Tacoma Daily News
10 August 1895


AMUSEMENTS. Mark Twain.

That the people of this city fully realize that this will be their last opportunity for hearing the most famous of all humorists, "Mark Twain," is evidenced by the already liberal demand for reserved seats. There is no doubt that the audience will be large and select and very few there are indeed who have enjoyed his "Innocents Abroad," "Roughing It," "The Gilded Age," or his "Tom Sawyer," but will be there to enjoy in person the readings and sayings of this most popular of writers. Unlike most authors, Mr. Twain has proved himself to be a capital entertainer. While his audience roars with laughter, he simply pulls his moustache and scowls. Sentences and phrases that, emanating from other lips, would seem dull and commonplace, provoke paroxysms of mirth when uttered by him. He reminds you of one you have seen before. You can't [illegible] be friends with him, for old acquaintance's sake, from the first. His manner and the humorous expression of his mouth, would create laughter if he should read an act of congress to the audience.


Tacoma Daily News
12 August 1895


AMUSEMENTS. Mark Twain.

Mark Twain is today the most popular writer in the English language. Few men have ever written whose humor has so many sides -- such breadth of reach. Its passages provoke the joyous laughter of young and old, of learned or unlearned, and may be read or heard the hundredth time without losing, but rather multiplying in power. Sentences and phrases that seem at first only made for the heartiest laughter yield, at closer view, a sanity and wisdom that is good for the soul. He is, too, a wonderful story teller, and many will bear testimony that the very humor which has made him known around the world is sometimes swept along like the debris of a freshet by the current of his fascinating narrative.

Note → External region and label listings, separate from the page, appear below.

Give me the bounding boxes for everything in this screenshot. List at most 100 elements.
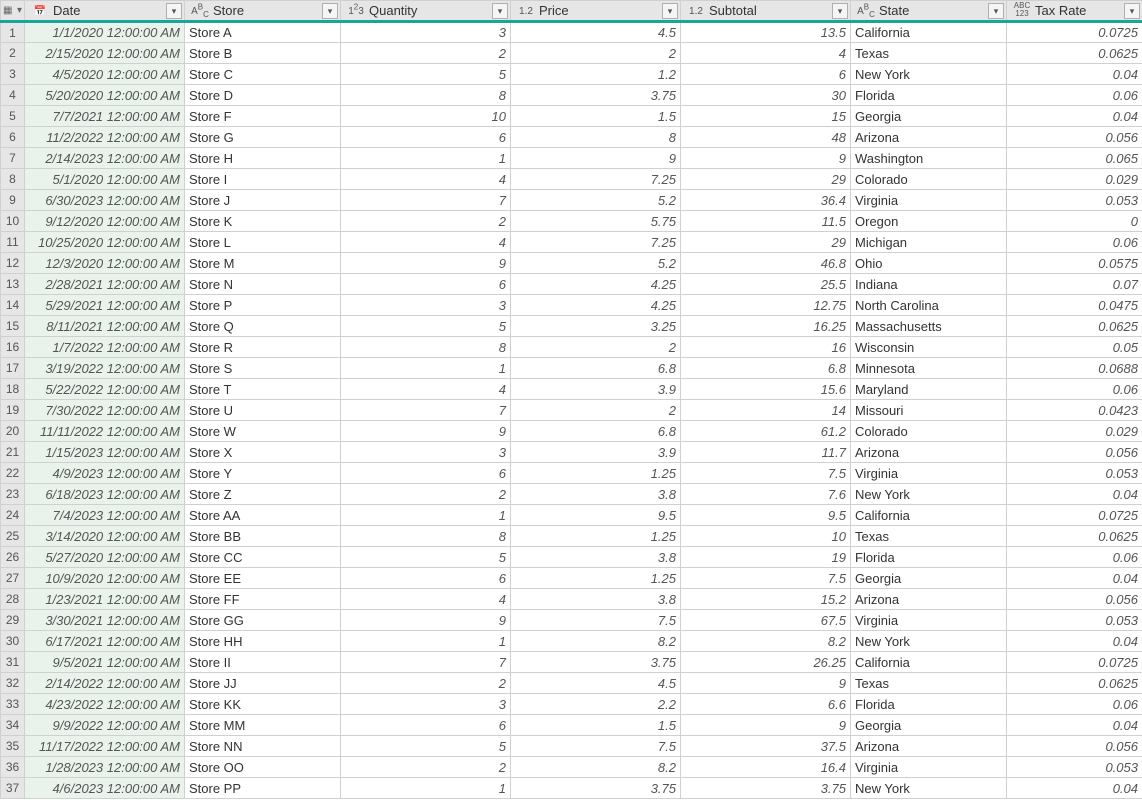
cell[interactable]: 0.056 <box>1007 127 1142 148</box>
cell[interactable]: 6/30/2023 12:00:00 AM <box>25 190 185 211</box>
cell[interactable]: 2 <box>511 400 681 421</box>
row-number[interactable]: 6 <box>1 127 25 148</box>
cell[interactable]: 0.05 <box>1007 337 1142 358</box>
cell[interactable]: 3.75 <box>511 85 681 106</box>
table-row[interactable]: 161/7/2022 12:00:00 AMStore R8216Wiscons… <box>1 337 1142 358</box>
cell[interactable]: 5.75 <box>511 211 681 232</box>
cell[interactable]: 6 <box>681 64 851 85</box>
cell[interactable]: 3.8 <box>511 484 681 505</box>
cell[interactable]: Store J <box>185 190 341 211</box>
cell[interactable]: 3.8 <box>511 547 681 568</box>
cell[interactable]: 0.056 <box>1007 442 1142 463</box>
row-number[interactable]: 25 <box>1 526 25 547</box>
cell[interactable]: 9 <box>341 253 511 274</box>
table-row[interactable]: 374/6/2023 12:00:00 AMStore PP13.753.75N… <box>1 778 1142 799</box>
cell[interactable]: Store I <box>185 169 341 190</box>
cell[interactable]: Store U <box>185 400 341 421</box>
cell[interactable]: Store K <box>185 211 341 232</box>
cell[interactable]: 8 <box>341 526 511 547</box>
cell[interactable]: 5/20/2020 12:00:00 AM <box>25 85 185 106</box>
cell[interactable]: 11/2/2022 12:00:00 AM <box>25 127 185 148</box>
cell[interactable]: 1.25 <box>511 568 681 589</box>
cell[interactable]: Store H <box>185 148 341 169</box>
cell[interactable]: Store BB <box>185 526 341 547</box>
table-row[interactable]: 361/28/2023 12:00:00 AMStore OO28.216.4V… <box>1 757 1142 778</box>
cell[interactable]: 7 <box>341 190 511 211</box>
table-row[interactable]: 319/5/2021 12:00:00 AMStore II73.7526.25… <box>1 652 1142 673</box>
cell[interactable]: 0.06 <box>1007 232 1142 253</box>
cell[interactable]: 10/9/2020 12:00:00 AM <box>25 568 185 589</box>
cell[interactable]: 7.5 <box>681 568 851 589</box>
row-number[interactable]: 29 <box>1 610 25 631</box>
cell[interactable]: 8.2 <box>511 631 681 652</box>
cell[interactable]: 6 <box>341 127 511 148</box>
row-number[interactable]: 30 <box>1 631 25 652</box>
cell[interactable]: 6.8 <box>511 421 681 442</box>
cell[interactable]: 2/15/2020 12:00:00 AM <box>25 43 185 64</box>
row-number[interactable]: 26 <box>1 547 25 568</box>
cell[interactable]: Store NN <box>185 736 341 757</box>
cell[interactable]: 3.75 <box>511 652 681 673</box>
cell[interactable]: Washington <box>851 148 1007 169</box>
cell[interactable]: 11.7 <box>681 442 851 463</box>
cell[interactable]: 15.2 <box>681 589 851 610</box>
cell[interactable]: Store A <box>185 22 341 43</box>
cell[interactable]: 10 <box>341 106 511 127</box>
column-header-store[interactable]: ABCStore <box>185 1 341 22</box>
row-number[interactable]: 35 <box>1 736 25 757</box>
cell[interactable]: 6 <box>341 568 511 589</box>
cell[interactable]: 8 <box>511 127 681 148</box>
cell[interactable]: 0.04 <box>1007 106 1142 127</box>
cell[interactable]: 6 <box>341 274 511 295</box>
cell[interactable]: 29 <box>681 232 851 253</box>
cell[interactable]: Arizona <box>851 589 1007 610</box>
cell[interactable]: Store G <box>185 127 341 148</box>
cell[interactable]: 15.6 <box>681 379 851 400</box>
cell[interactable]: 7/7/2021 12:00:00 AM <box>25 106 185 127</box>
cell[interactable]: 0.0688 <box>1007 358 1142 379</box>
cell[interactable]: 7/30/2022 12:00:00 AM <box>25 400 185 421</box>
cell[interactable]: 8 <box>341 337 511 358</box>
row-number[interactable]: 28 <box>1 589 25 610</box>
column-header-price[interactable]: 1.2Price <box>511 1 681 22</box>
column-header-quantity[interactable]: 123Quantity <box>341 1 511 22</box>
cell[interactable]: 1 <box>341 631 511 652</box>
filter-button[interactable] <box>1124 3 1140 19</box>
cell[interactable]: 16 <box>681 337 851 358</box>
cell[interactable]: 7 <box>341 400 511 421</box>
cell[interactable]: 9 <box>681 715 851 736</box>
cell[interactable]: 3/30/2021 12:00:00 AM <box>25 610 185 631</box>
table-row[interactable]: 173/19/2022 12:00:00 AMStore S16.86.8Min… <box>1 358 1142 379</box>
cell[interactable]: 6.6 <box>681 694 851 715</box>
cell[interactable]: 1.5 <box>511 106 681 127</box>
row-number[interactable]: 4 <box>1 85 25 106</box>
cell[interactable]: Colorado <box>851 421 1007 442</box>
row-number[interactable]: 34 <box>1 715 25 736</box>
cell[interactable]: Store N <box>185 274 341 295</box>
cell[interactable]: Arizona <box>851 736 1007 757</box>
table-row[interactable]: 349/9/2022 12:00:00 AMStore MM61.59Georg… <box>1 715 1142 736</box>
cell[interactable]: Store HH <box>185 631 341 652</box>
cell[interactable]: Texas <box>851 43 1007 64</box>
table-row[interactable]: 253/14/2020 12:00:00 AMStore BB81.2510Te… <box>1 526 1142 547</box>
cell[interactable]: New York <box>851 64 1007 85</box>
cell[interactable]: 0.04 <box>1007 484 1142 505</box>
cell[interactable]: Store JJ <box>185 673 341 694</box>
table-row[interactable]: 247/4/2023 12:00:00 AMStore AA19.59.5Cal… <box>1 505 1142 526</box>
cell[interactable]: Florida <box>851 547 1007 568</box>
row-number[interactable]: 11 <box>1 232 25 253</box>
cell[interactable]: Store F <box>185 106 341 127</box>
cell[interactable]: 0.029 <box>1007 169 1142 190</box>
cell[interactable]: 0.06 <box>1007 547 1142 568</box>
cell[interactable]: 0.056 <box>1007 736 1142 757</box>
cell[interactable]: 2/28/2021 12:00:00 AM <box>25 274 185 295</box>
column-header-state[interactable]: ABCState <box>851 1 1007 22</box>
cell[interactable]: 7.5 <box>511 610 681 631</box>
cell[interactable]: 5/29/2021 12:00:00 AM <box>25 295 185 316</box>
table-row[interactable]: 611/2/2022 12:00:00 AMStore G6848Arizona… <box>1 127 1142 148</box>
table-row[interactable]: 85/1/2020 12:00:00 AMStore I47.2529Color… <box>1 169 1142 190</box>
row-number[interactable]: 21 <box>1 442 25 463</box>
row-number[interactable]: 16 <box>1 337 25 358</box>
cell[interactable]: 1.25 <box>511 463 681 484</box>
cell[interactable]: Texas <box>851 526 1007 547</box>
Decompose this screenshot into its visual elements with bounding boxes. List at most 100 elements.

As a reader and speaker Mr. Clemens is outside and utterly beyond the reach of all conventional rule. But coming from his own lips his lines gather and convey innumerable charming significances. Laughter invariably greets his first period and attends him to the end and ceases with a sense in his hearers of having been captivated by no mere harlequinade of speech or manner, but by a genuine and healthful wit, as good to remember as it was to hear.

Mark Twain will deliver a lecture at the Tacoma theatre tonight.